I'm Robert Lawrence Kuhn, and here's what I'm watching. How the Party continues to renew and reform under CPC General Secretary Xi Jinping.

A new, top-down education campaign on the theme "staying true to the Party's founding mission" has just begun, targeting officials at and above the county level. The Politburo called the campaign a major arrangement to "command the great struggle, great project, great cause, and great dream", the task being "to forge the political character of loyalty, integrity and a keen sense of responsibility to realize the great dream."

Why the new campaign? And why now?

One signal is its focus: "fighting formalities for formalities' sake and bureaucratism". Another is how the campaign will be evaluated: improving the "quality of officials and solving problems".

The overarching intent is to upgrade the Party system, which is important for several reasons, centering around uncertainties: turbulence in the international environment; transformation of China's economy; complex social conditions; and since the CPC is taking on even greater responsibility for leading the country, it troubles leadership that some Party officials seem more interested in form and appearance than in substance and real work.

Moreover, as many Chinese friends tell me off the record, some officials perhaps anxious over the anti-corruption campaign, assume that by not doing anything to attract attention-in other words, "playing it safe"-they will avoid the spotlight of investigation.

They are wrong. "Playing it safe" now does not work. The Party now asserts that it is not only doing wrong things that will cause career trouble, but also not doing right things. There are no benefits of going through the motions of work. Officials must do real work. 
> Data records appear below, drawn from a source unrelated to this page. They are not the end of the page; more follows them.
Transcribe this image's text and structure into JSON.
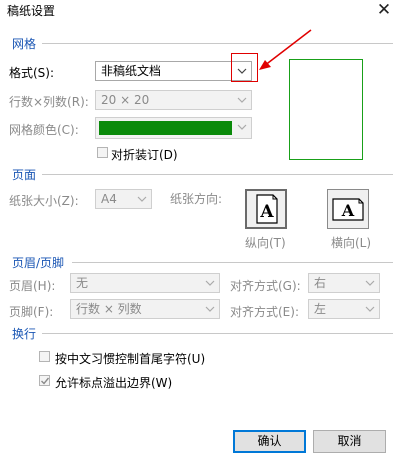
{
  "window": {
    "title": "稿纸设置"
  },
  "sections": {
    "grid": "网格",
    "page": "页面",
    "header_footer": "页眉/页脚",
    "line_break": "换行"
  },
  "grid": {
    "format_label": "格式(S):",
    "format_value": "非稿纸文档",
    "rows_cols_label": "行数×列数(R):",
    "rows_cols_value": "20 × 20",
    "color_label": "网格颜色(C):",
    "color_value": "#0a8a0a",
    "fold_binding_label": "对折装订(D)"
  },
  "page": {
    "paper_size_label": "纸张大小(Z):",
    "paper_size_value": "A4",
    "orientation_label": "纸张方向:",
    "portrait_label": "纵向(T)",
    "landscape_label": "横向(L)",
    "orientation_icon_text": "A"
  },
  "header_footer": {
    "header_label": "页眉(H):",
    "header_value": "无",
    "header_align_label": "对齐方式(G):",
    "header_align_value": "右",
    "footer_label": "页脚(F):",
    "footer_value": "行数 × 列数",
    "footer_align_label": "对齐方式(E):",
    "footer_align_value": "左"
  },
  "line_break": {
    "option1_label": "按中文习惯控制首尾字符(U)",
    "option2_label": "允许标点溢出边界(W)"
  },
  "buttons": {
    "ok": "确认",
    "cancel": "取消"
  },
  "colors": {
    "accent": "#1a56b4",
    "annotation": "#e00000",
    "grid_preview_border": "#19a019"
  }
}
Pupils in a primary school celebrate the 98th anniversary of the founding of Communist Party of China in Yangzhou, China's Jiangsu Province, June 30, 2019. /VCG Photo

Pupils in a primary school celebrate the 98th anniversary of the founding of Communist Party of China in Yangzhou, China's Jiangsu Province, June 30, 2019. /VCG Photo

The new campaign is also about enhancing China's self-confidence: the "Four Confidences" of China's "chosen path, in other words socialism with Chinese characteristics, political system, guiding theories, and culture." 

Earlier, Xi had elevated "Strict Discipline of the Party" to the highest level of national importance, the fourth of his "Four Comprehensives" for governing China. Xi's relentless determination to root out corruption is altering the work styles of Party officials in government, and Party executives in state-owned enterprises.
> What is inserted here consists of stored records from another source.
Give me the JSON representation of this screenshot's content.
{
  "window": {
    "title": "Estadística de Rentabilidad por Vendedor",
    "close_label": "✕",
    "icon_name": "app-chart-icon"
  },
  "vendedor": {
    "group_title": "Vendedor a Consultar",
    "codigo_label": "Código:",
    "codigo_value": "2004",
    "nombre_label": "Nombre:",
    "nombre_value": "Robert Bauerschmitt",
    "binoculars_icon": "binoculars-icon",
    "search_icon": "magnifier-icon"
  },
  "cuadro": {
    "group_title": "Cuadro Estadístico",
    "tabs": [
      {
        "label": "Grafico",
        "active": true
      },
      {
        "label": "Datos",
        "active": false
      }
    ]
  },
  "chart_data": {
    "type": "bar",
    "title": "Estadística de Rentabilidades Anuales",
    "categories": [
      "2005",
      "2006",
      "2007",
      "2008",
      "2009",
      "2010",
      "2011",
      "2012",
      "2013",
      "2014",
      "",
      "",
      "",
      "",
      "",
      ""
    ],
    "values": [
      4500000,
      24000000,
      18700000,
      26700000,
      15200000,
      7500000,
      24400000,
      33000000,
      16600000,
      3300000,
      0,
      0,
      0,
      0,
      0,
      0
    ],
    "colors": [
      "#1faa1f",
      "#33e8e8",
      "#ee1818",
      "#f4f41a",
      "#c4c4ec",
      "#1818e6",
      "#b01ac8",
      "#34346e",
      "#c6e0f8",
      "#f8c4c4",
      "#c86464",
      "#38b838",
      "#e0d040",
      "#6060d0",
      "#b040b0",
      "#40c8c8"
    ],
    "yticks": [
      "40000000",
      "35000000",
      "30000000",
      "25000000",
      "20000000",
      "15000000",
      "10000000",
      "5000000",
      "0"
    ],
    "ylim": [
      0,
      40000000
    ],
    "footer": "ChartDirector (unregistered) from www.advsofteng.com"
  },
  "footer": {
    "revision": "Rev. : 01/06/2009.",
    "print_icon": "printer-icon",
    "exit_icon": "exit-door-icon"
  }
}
The CPC, the Party, is a work in process. It will always be, and that is its strength. To understand China, one must understand why the Party asserts that its continuing political leadership is optimum for China's development.

One key is the Party's adaptability, stressing experimentation and testing of new policies.
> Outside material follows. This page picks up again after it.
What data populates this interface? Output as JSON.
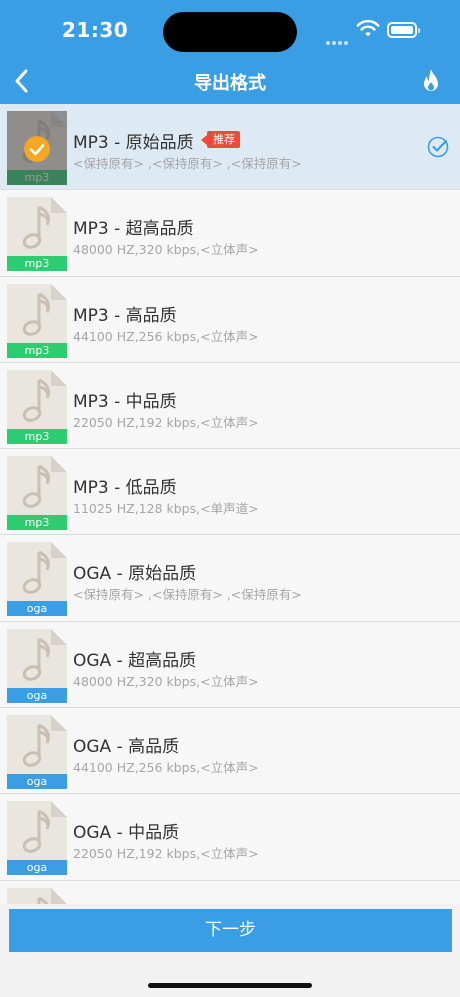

Yet for the Party to continue to earn its ruling status, it has a higher obligation to enhance rectitude of governance, standards of living and personal well-being, which includes, as I see China, rule of law, transparency in government, public oversight, institutionalized checks and balances, increasing democracy, various freedoms, and human rights.

President Xi states that the CPC should be governed by standardized rules and procedures that are open to public oversight. Only by adapting continuously, focusing on real world issues, can the Party construct a robust and prosperous society.

The Party claims a historic mission. The significance of "Xi's renewal of the Party" would be the endurance of the Party.

I'm Keeping Watch. I'm Robert Lawrence Kuhn.